What’s good for the residents of Oklahoma can be good for all Americans. According to independent studies, the Keystone XL pipeline will add more than 250,000 permanent jobs for U.S. workers and add more than $100 billion in annual total expenditures to the U.S. economy. During the construction phase of the expansion, Keystone will generate more than $585 million in state and local taxes for the states along the pipeline route and stimulate more than $20 billion in new spending for the U.S. economy.
With millions of barrels of crude oil flowing into Oklahoma’s Cushing Hub each day, Oklahoma plays a vital role in the distribution of crude oil supplies throughout the U.S. The Cushing Hub serves as the price point for West Texas Intermediate (WTI) crude, which is used to set equivalent prices for crude oil produced in Oklahoma and other nearby states and which has historically been considered the global benchmark for crude oil. Due to a significant increase in inbound crude oil supplies from oil sand production in Canada and the northern U.S., crude oil supplies at the Cushing Hub have outpaced outgoing pipeline capacity, glutting local oil markets and distorting crude oil prices throughout the U.S. Keystone XL presents an opportunity to restore marketplace transparency in a way that could eliminate arbitrage opportunities and positively affect the price consumers ultimately pay for refined products.
The proposed Keystone XL pipeline can provide a beneficial solution. Presently, construction is planned for two phases: a northern segment extending from Alberta, Canada to Steele City, Nebraska and a southern segment extending from Cushing, Oklahoma to Houston and Port Arthur, Texas. The proposed pipeline will be capable of providing the U.S. with an additional 500,000 barrels of crude oil each day.
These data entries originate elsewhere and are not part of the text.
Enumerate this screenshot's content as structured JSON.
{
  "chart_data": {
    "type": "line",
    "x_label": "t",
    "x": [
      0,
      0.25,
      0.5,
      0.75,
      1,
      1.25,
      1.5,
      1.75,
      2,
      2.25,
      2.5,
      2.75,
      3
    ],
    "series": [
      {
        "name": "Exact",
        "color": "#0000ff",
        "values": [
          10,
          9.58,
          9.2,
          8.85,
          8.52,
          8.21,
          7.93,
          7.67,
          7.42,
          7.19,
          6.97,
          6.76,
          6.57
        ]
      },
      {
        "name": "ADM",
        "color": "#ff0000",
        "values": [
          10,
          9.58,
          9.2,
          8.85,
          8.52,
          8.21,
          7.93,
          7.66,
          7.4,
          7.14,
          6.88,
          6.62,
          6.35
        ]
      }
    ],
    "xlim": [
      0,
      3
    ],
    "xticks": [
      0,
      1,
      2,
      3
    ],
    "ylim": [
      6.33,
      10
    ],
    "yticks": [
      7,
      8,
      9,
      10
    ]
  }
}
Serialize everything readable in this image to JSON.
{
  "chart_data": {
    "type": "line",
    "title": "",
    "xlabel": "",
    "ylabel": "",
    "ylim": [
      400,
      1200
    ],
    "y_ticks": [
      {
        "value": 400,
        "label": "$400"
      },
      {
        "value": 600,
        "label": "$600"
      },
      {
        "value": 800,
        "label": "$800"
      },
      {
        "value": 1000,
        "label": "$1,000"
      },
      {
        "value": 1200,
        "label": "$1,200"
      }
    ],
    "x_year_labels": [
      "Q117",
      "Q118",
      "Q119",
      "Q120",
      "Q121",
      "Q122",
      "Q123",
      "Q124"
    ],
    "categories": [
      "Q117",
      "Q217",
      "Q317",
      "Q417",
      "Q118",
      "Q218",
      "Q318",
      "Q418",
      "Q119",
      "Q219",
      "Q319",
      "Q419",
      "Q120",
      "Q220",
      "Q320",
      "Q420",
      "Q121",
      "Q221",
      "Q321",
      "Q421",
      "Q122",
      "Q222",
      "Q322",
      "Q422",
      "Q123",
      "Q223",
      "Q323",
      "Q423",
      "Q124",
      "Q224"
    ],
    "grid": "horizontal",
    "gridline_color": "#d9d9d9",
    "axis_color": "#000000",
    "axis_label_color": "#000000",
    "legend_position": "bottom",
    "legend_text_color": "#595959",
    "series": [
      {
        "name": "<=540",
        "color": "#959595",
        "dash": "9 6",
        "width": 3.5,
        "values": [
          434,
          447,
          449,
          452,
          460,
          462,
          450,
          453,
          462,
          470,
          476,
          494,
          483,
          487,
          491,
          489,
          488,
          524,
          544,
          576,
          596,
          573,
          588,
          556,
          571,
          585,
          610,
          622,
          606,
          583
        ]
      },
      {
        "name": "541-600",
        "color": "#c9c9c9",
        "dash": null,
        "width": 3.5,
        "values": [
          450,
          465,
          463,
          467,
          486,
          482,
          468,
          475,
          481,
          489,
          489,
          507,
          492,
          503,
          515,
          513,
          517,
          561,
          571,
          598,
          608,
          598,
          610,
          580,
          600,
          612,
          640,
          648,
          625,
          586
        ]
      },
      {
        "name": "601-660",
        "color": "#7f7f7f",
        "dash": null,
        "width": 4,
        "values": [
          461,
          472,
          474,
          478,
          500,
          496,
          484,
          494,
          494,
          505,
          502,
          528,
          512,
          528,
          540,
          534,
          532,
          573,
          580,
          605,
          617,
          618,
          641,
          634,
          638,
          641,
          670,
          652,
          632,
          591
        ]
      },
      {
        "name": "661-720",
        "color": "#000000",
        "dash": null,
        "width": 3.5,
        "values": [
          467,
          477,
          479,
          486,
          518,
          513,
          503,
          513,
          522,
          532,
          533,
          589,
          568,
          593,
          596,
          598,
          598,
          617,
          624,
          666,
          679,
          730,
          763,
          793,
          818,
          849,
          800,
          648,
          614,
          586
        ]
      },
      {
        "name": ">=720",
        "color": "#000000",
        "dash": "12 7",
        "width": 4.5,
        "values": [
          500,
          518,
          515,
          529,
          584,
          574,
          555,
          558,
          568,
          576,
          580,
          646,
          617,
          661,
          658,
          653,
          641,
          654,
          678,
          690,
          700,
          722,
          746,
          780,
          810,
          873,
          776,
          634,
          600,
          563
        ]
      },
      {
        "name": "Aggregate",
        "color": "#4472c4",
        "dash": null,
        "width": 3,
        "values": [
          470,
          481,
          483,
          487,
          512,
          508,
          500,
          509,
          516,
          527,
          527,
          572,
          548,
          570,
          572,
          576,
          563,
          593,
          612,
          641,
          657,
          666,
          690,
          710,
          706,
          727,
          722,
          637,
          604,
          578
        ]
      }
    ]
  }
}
These additional volumes of North American crude oil are vital to America as it looks to secure its future.
Yet, if these additional supplies are delivered without first ensuring adequate outgoing pipeline capacity from Cushing, it will only exacerbate present bottlenecks and price distortions. It is therefore critically important that construction of the pipeline commence with the Southern segment. Only by first ensuring adequate outgoing pipeline capacity from Cushing will America be able to realize the full potential of Keystone XL.
The Keystone XL pipeline presents a tremendous opportunity to America. If approved, the proposed pipeline would become an integral component in ensuring America’s energy supply. We strongly encourage you to consider the economic impacts and national security interests that this proposal implicates..
Thank you for your consideration and attention to this important issue.
Sincerely,
/s/
Mary Fallin
Governor
State of Oklahoma
James M. Inhofe
US Senator
State of Oklahoma
Tom A. Coburn, M.D.
US Senator
State of Oklahoma
The question of the day is "Does Obama want job creation" and the answer from Oklahoma and Texas would be not if it is going to take place in our two states. That is the only reasonable answer we can come up when all the facts are presented.
We do encourage Obama to campaign in Texas and Oklahoma so we can win more seats!